Alpine to Begin Testing in November
Sinault said they expect to begin testing their LMP1 car, which will be Alpine-badged, around the end of the November.
“We made the choice of the package because it’s really reliable and [has good] performance,” Sinault said of the ORECA-built car, which is coming off a second place finish in last weekend’s 24 Hours of Le Mans with Rebellion.
“As you can imagine the timeline is short. If we want to run the car in November or December, you can’t imagine to make a big development of the car.
“For sure we will do [something] because I’m sure Alpine and ORECA will have some ideas. But it’s not the key point.

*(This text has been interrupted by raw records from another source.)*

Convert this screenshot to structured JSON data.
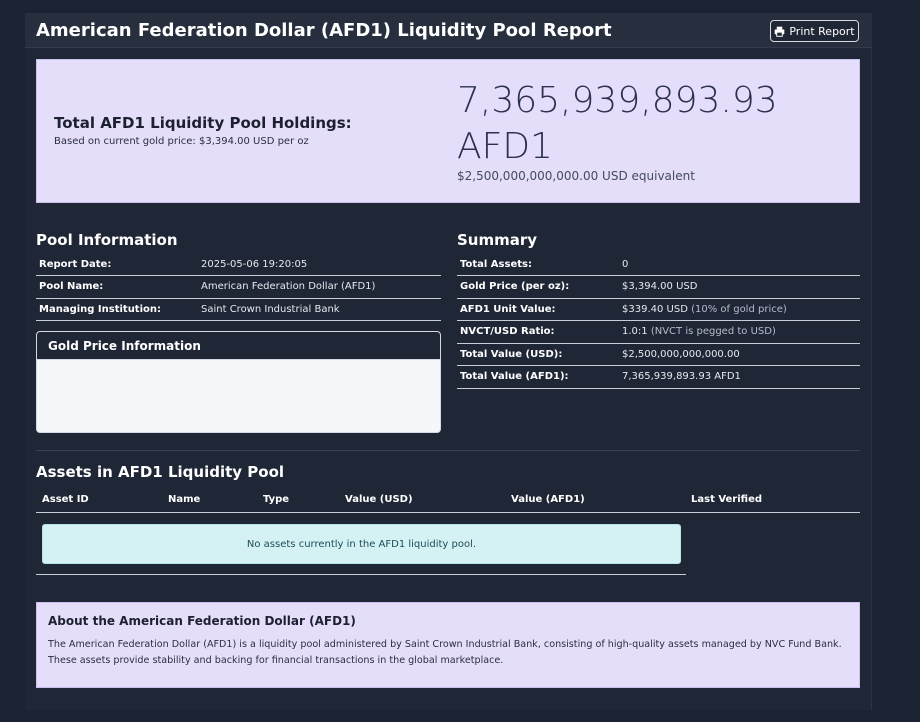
{
  "header": {
    "title": "American Federation Dollar (AFD1) Liquidity Pool Report",
    "print_label": "Print Report"
  },
  "holdings": {
    "label": "Total AFD1 Liquidity Pool Holdings:",
    "subtext": "Based on current gold price: $3,394.00 USD per oz",
    "amount": "7,365,939,893.93 AFD1",
    "usd_equivalent": "$2,500,000,000,000.00 USD equivalent"
  },
  "pool_info": {
    "title": "Pool Information",
    "rows": [
      {
        "key": "Report Date:",
        "value": "2025-05-06 19:20:05"
      },
      {
        "key": "Pool Name:",
        "value": "American Federation Dollar (AFD1)"
      },
      {
        "key": "Managing Institution:",
        "value": "Saint Crown Industrial Bank"
      }
    ]
  },
  "gold_card": {
    "title": "Gold Price Information"
  },
  "summary": {
    "title": "Summary",
    "rows": [
      {
        "key": "Total Assets:",
        "value": "0",
        "note": ""
      },
      {
        "key": "Gold Price (per oz):",
        "value": "$3,394.00 USD",
        "note": ""
      },
      {
        "key": "AFD1 Unit Value:",
        "value": "$339.40 USD",
        "note": "(10% of gold price)"
      },
      {
        "key": "NVCT/USD Ratio:",
        "value": "1.0:1",
        "note": "(NVCT is pegged to USD)"
      },
      {
        "key": "Total Value (USD):",
        "value": "$2,500,000,000,000.00",
        "note": ""
      },
      {
        "key": "Total Value (AFD1):",
        "value": "7,365,939,893.93 AFD1",
        "note": ""
      }
    ]
  },
  "assets": {
    "title": "Assets in AFD1 Liquidity Pool",
    "columns": [
      "Asset ID",
      "Name",
      "Type",
      "Value (USD)",
      "Value (AFD1)",
      "Last Verified"
    ],
    "empty_message": "No assets currently in the AFD1 liquidity pool."
  },
  "about": {
    "title": "About the American Federation Dollar (AFD1)",
    "text": "The American Federation Dollar (AFD1) is a liquidity pool administered by Saint Crown Industrial Bank, consisting of high-quality assets managed by NVC Fund Bank. These assets provide stability and backing for financial transactions in the global marketplace."
  },
  "icons": {
    "print": "printer-icon"
  }
}
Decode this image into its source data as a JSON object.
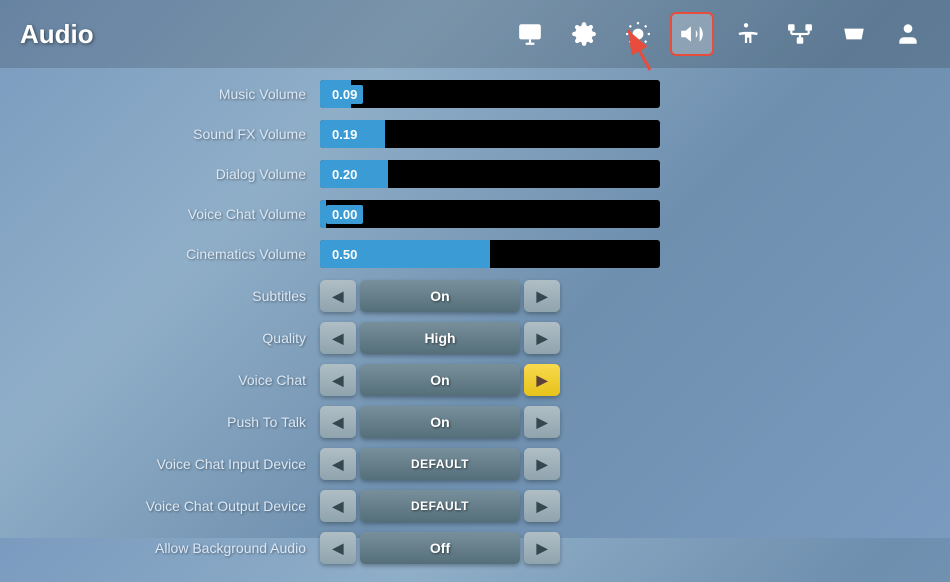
{
  "header": {
    "title": "Audio",
    "nav": [
      {
        "id": "display",
        "icon": "monitor",
        "active": false
      },
      {
        "id": "settings",
        "icon": "gear",
        "active": false
      },
      {
        "id": "brightness",
        "icon": "sun",
        "active": false
      },
      {
        "id": "audio",
        "icon": "speaker",
        "active": true
      },
      {
        "id": "accessibility",
        "icon": "person-circle",
        "active": false
      },
      {
        "id": "network",
        "icon": "network",
        "active": false
      },
      {
        "id": "gamepad",
        "icon": "gamepad",
        "active": false
      },
      {
        "id": "account",
        "icon": "account",
        "active": false
      }
    ]
  },
  "sliders": [
    {
      "label": "Music Volume",
      "value": "0.09",
      "fill_pct": 9
    },
    {
      "label": "Sound FX Volume",
      "value": "0.19",
      "fill_pct": 19
    },
    {
      "label": "Dialog Volume",
      "value": "0.20",
      "fill_pct": 20
    },
    {
      "label": "Voice Chat Volume",
      "value": "0.00",
      "fill_pct": 0
    },
    {
      "label": "Cinematics Volume",
      "value": "0.50",
      "fill_pct": 50
    }
  ],
  "toggles": [
    {
      "label": "Subtitles",
      "value": "On",
      "right_yellow": false
    },
    {
      "label": "Quality",
      "value": "High",
      "right_yellow": false
    },
    {
      "label": "Voice Chat",
      "value": "On",
      "right_yellow": true
    },
    {
      "label": "Push To Talk",
      "value": "On",
      "right_yellow": false
    },
    {
      "label": "Voice Chat Input Device",
      "value": "DEFAULT",
      "right_yellow": false
    },
    {
      "label": "Voice Chat Output Device",
      "value": "DEFAULT",
      "right_yellow": false
    },
    {
      "label": "Allow Background Audio",
      "value": "Off",
      "right_yellow": false
    }
  ],
  "buttons": {
    "left_arrow": "◀",
    "right_arrow": "▶"
  }
}
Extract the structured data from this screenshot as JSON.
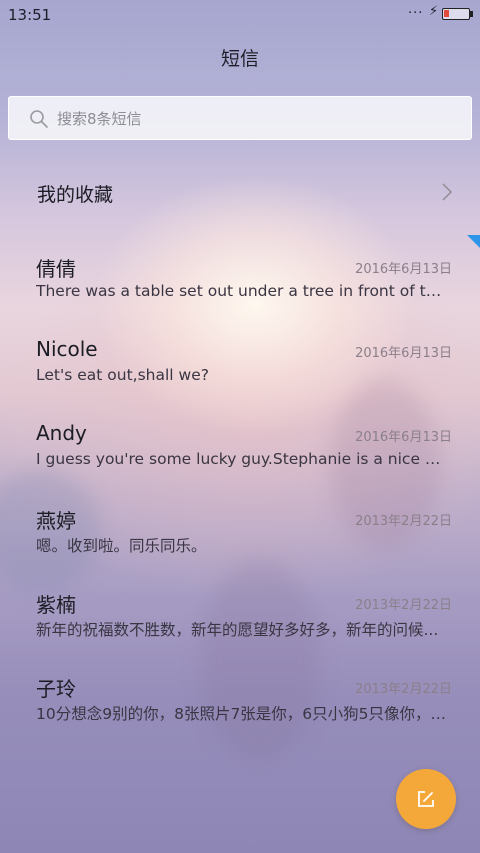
{
  "status_bar": {
    "time": "13:51",
    "dots": "...",
    "charging_symbol": "⚡",
    "battery_level": 0.2
  },
  "header": {
    "title": "短信"
  },
  "search": {
    "placeholder": "搜索8条短信"
  },
  "favorites": {
    "label": "我的收藏"
  },
  "threads": [
    {
      "name": "倩倩",
      "date": "2016年6月13日",
      "preview": "There was a table set out under a tree in front of the ho.."
    },
    {
      "name": "Nicole",
      "date": "2016年6月13日",
      "preview": "Let's eat out,shall we?"
    },
    {
      "name": "Andy",
      "date": "2016年6月13日",
      "preview": "I guess you're some lucky guy.Stephanie is a nice girl."
    },
    {
      "name": "燕婷",
      "date": "2013年2月22日",
      "preview": "嗯。收到啦。同乐同乐。"
    },
    {
      "name": "紫楠",
      "date": "2013年2月22日",
      "preview": "新年的祝福数不胜数，新年的愿望好多好多，新年的问候..."
    },
    {
      "name": "子玲",
      "date": "2013年2月22日",
      "preview": "10分想念9别的你，8张照片7张是你，6只小狗5只像你，4..."
    }
  ],
  "fab": {
    "icon": "compose-icon",
    "color": "#f4a83a"
  },
  "accent_colors": {
    "battery_low": "#e24b3b",
    "corner_marker": "#2e95e8"
  }
}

The key point is to adapt this package with the new regulations.”
The driver lineup for the single-car effort will be “definitive” by Christmas, meanwhile.
“I want to take time,” said Sinault. “We have a fantastic group and that’s why we’ve been so successful in the past with LMP2 with Alpine.
“My main concern is to continue with this kind of group because the human value of this group will be the main force of the project.”
Sinault confirmed that Alpine will not continue in LMP2 next year although Signatech will still be involved in the class through the operation of the Richard Mille Racing Team car, which is set to remain in the European Le Mans Series in 2021.